Rosso: «se dovessi ricominciare me ne andrei dall’Italia»

«Non ci credevo, ma ne ho parlato qualche giorno fa proprio con (Leonardo) Del Vecchio. Gli ho detto: ma sai che avevi ragione?». Così sul Corriere Economia a pagina 16, il patron di Diesel, Renzo Rosso, commenta il suo ritorno alla guida dell’azienda. Ma l’imprenditore, da sempre sostenitore dell’Italia, ammette anche che se dovesse iniziare oggi la sua attività non la farebbe in Italia e andrebbe all’estero come molti giovani: «di idee i giovani ne hanno sempre avute e sempre ne avranno. Vanno a svilupparle là dove c’è la possibilità di essere ascoltati, di realizzare, di essere veloci. Andrei a Londra perché è la città più fresca in questo momento, è una città giovane». Ma non ha in mente di spostarsi: «non possiamo farlo, troppe famiglie, troppe aziende dipendono da noi – dice -. Certo, se avessimo la sede all’estero in questo momento saremmo facilitati, in Italia è tutto troppo faticoso, anche fare donazioni: per restaurare il ponte di Bassano è un continuo bloccarsi di un’azienda con un’altra in Tribunale. A Venezia, per Rialto, invece, ci hanno permesso di lavorare insieme e abbiamo risparmiato su tutto. Il che dimostra che quando si vuole fare, si può fare».

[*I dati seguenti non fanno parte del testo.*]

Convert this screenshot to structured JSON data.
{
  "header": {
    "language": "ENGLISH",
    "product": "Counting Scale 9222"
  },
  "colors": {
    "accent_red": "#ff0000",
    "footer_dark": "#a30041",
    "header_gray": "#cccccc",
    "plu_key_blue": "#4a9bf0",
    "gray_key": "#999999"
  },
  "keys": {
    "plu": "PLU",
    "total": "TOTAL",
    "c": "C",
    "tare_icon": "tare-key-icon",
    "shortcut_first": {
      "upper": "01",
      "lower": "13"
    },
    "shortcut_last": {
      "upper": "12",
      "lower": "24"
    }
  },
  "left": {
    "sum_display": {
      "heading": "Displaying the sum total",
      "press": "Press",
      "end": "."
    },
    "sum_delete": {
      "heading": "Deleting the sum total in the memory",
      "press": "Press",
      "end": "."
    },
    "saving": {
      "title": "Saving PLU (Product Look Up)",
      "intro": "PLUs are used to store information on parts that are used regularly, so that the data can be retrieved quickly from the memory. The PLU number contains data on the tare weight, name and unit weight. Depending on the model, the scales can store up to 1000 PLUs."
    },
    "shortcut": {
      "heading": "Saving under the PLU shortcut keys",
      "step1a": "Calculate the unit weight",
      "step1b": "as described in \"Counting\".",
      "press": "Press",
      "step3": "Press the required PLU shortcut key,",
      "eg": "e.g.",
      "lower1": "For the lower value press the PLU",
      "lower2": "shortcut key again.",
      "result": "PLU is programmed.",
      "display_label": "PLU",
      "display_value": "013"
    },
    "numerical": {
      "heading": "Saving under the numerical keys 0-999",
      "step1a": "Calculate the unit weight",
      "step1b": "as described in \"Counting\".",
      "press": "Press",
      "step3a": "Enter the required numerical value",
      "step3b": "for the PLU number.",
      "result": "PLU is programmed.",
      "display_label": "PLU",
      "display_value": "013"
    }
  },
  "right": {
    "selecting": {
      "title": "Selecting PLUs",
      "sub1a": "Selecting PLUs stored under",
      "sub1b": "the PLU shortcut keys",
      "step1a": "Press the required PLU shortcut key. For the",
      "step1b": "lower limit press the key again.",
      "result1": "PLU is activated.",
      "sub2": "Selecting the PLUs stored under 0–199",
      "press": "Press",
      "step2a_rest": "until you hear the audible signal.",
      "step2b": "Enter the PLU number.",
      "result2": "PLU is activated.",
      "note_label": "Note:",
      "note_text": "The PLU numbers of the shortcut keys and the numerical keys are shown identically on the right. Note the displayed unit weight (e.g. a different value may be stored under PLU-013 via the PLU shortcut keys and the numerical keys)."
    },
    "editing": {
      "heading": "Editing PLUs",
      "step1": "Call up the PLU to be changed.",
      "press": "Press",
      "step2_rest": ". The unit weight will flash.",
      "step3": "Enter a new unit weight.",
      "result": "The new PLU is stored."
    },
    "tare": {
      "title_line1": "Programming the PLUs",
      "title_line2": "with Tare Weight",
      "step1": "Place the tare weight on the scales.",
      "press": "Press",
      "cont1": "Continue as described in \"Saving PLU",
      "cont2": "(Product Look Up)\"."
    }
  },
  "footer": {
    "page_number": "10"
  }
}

Come ad esempio a Milano: «sta diventando la piazza più importante della moda, sono molto orgoglioso del lavoro che abbiamo fatto (…) Avevamo qualcosa da dire e il governo ci ha seguito, per la prima volta con Renzi ha capito che la moda è stra-importante non solo per il contributo al Pil nazionale, ma perché i nostri nomi sono nelle città più importanti del mondo». «Il Dalai Lama dice sempre che le guerre esistono perché la gente non si parla – conclude Rosso -. Purtroppo il nostro Paese, la nostra politica, si muove per fazioni, non si ragiona se una legge deve essere fatta in un certo modo e ciascuno porta il suo contributo perché venga scritta al meglio, ma si crea un muro per il solo fatto di essere di una parte politica diversa. E anche le persone, la maggioranza, di fronte a una notizia tende subito a criticare. Dobbiamo invertire questo modo di fare. Altrimenti non andiamo da nessuna parte».